Presenting: the most useless present of all time

My dad got my mum one of these. Just look at this crazy thing:

Yes, it's what she always wanted. A climate-controlled butter dish that keeps your butter cool enough to stop it going off, but warm enough to spread nice and easily. It gets its power from a base station, but the internal batteries allow it to power itself for up to two hours on the table.

How on earth did people cope before they invented these things?!

The King’s Breakfast
(by Jonny Wright, with sincere apologies to A. A. Milne)

The King asked the Queen, and the Queen asked the Dairymaid:
“Could we have some butter for the royal slice of bread?”
The Queen asked the Dairymaid, she answered “No, Your Majesty,
Refrigerated butter is extremely hard to spread!”

The Queen said “Oh!” and went to His Majesty,
“Talking of the butter for the royal slice of bread,
It has to be kept cool, so as to guard against bacteria,
But butter from the fridge is quite impossible to spread!”

The King said “Bother!”, and then he said “Damnation!”
The King said “Oh buggery!”, and turned a shade of red.
“You’d better tell the Dairymaid to get her arse to Debenhams
And buy a butter cooler, or I’ll punch her in the head!”

The Queen said “Hush, that’s really quite unpleasant,”
She made them all some tea, and put him back to bed.
She went to see the Dairymaid, and sent her off to Debenhams:
“Please buy a butter cooler for the royal slice of bread!”
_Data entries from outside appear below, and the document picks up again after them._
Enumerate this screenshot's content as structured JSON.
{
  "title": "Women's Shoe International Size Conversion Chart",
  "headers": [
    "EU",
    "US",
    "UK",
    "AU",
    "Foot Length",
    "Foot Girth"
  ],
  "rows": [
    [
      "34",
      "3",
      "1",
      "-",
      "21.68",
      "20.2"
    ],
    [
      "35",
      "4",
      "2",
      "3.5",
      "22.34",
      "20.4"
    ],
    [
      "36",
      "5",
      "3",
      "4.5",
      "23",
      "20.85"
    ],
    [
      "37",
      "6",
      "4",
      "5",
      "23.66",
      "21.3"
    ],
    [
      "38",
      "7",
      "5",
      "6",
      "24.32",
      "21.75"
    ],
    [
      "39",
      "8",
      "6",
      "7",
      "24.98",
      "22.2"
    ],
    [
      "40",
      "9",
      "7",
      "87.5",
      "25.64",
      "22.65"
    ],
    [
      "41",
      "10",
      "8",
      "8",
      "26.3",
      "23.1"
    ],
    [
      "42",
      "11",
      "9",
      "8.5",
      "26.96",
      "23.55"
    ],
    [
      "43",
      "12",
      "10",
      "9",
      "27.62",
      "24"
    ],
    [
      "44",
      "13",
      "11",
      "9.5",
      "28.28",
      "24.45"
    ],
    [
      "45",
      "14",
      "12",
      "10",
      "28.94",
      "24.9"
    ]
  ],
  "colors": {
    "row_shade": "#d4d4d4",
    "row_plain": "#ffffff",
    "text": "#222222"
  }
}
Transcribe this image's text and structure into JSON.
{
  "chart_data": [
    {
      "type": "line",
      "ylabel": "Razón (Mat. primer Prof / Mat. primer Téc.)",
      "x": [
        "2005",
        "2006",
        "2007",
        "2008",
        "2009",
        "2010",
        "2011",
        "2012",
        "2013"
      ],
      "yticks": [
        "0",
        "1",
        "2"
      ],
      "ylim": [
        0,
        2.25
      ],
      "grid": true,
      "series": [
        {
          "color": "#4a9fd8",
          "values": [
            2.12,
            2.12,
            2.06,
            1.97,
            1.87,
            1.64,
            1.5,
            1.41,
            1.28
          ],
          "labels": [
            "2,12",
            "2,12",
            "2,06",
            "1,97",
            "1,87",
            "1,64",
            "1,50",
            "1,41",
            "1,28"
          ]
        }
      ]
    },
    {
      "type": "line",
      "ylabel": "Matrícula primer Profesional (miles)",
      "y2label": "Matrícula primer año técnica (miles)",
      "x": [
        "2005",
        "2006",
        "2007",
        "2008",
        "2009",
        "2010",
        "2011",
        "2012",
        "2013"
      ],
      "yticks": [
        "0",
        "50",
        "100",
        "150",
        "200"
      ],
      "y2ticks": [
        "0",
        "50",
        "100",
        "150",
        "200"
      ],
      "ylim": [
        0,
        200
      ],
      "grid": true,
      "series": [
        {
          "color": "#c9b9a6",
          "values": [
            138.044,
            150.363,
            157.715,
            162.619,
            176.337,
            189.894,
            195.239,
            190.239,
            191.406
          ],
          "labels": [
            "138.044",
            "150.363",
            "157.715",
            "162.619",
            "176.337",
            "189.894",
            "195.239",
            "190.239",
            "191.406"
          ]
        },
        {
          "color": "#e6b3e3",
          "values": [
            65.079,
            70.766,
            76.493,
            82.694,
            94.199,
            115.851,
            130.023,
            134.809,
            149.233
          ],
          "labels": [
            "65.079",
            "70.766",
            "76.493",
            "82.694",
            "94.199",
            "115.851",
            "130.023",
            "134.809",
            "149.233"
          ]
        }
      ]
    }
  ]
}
The Manager of Debenhams received her quite delightedly:
“Why, here’s a butter cooler for the royal slice of bread.
Butter in a cooler, regulated thermostatically,
Is safe from all bacteria, and easier to spread!”

“The clever engineering will surely please His Majesty;
The styling is most tasteful, and the batteries,” he said,
Will last a hundred minutes, and of course they are rechargeable:
Just put it on the charger when the LED goes red.”

The Dairymaid said “Yippee!”, and brought it to His Majesty.
The King said “Butter, eh?” and jumped out of bed.
“Nobody,” he said, as he slid down the banisters,
“Nobody,” he said, as he rifled through the breadbin,
“Nobody, but nobody, could call me a fussy man –
BUT butter from the cooler is far easier to spread!”


Tom Papworth said...

Why that's GENIUS!

Tell me where I can get one.

Or, even better, see if you can get a google ad in your margin. I'll click on it, thus solving all my butter-consistency problems and earning you a tidy sixpence into the bargin!

Andy said...

Let's all save le enviromente....

Jonnysdad said...

Most useless present ideed! If I recall you used it yourself only today and it is functioning perfectly. Any more disparaging comments and you can jolly well use the rock solid butter in the fridge. See how you like it when your royal slice of fresh bread rips to shreds when you try to butter it.

More importantly. your mother rather likes it and it is something of a conversation piece when visitors come.

The poem is cute though. Another parody to rival "The Pobble who had no Clothes".

Alexander said...

Jonny, totally agreed, most pointless prezzie ever. Speaking of which, still need to finish watching that Sophie Scholl DVD.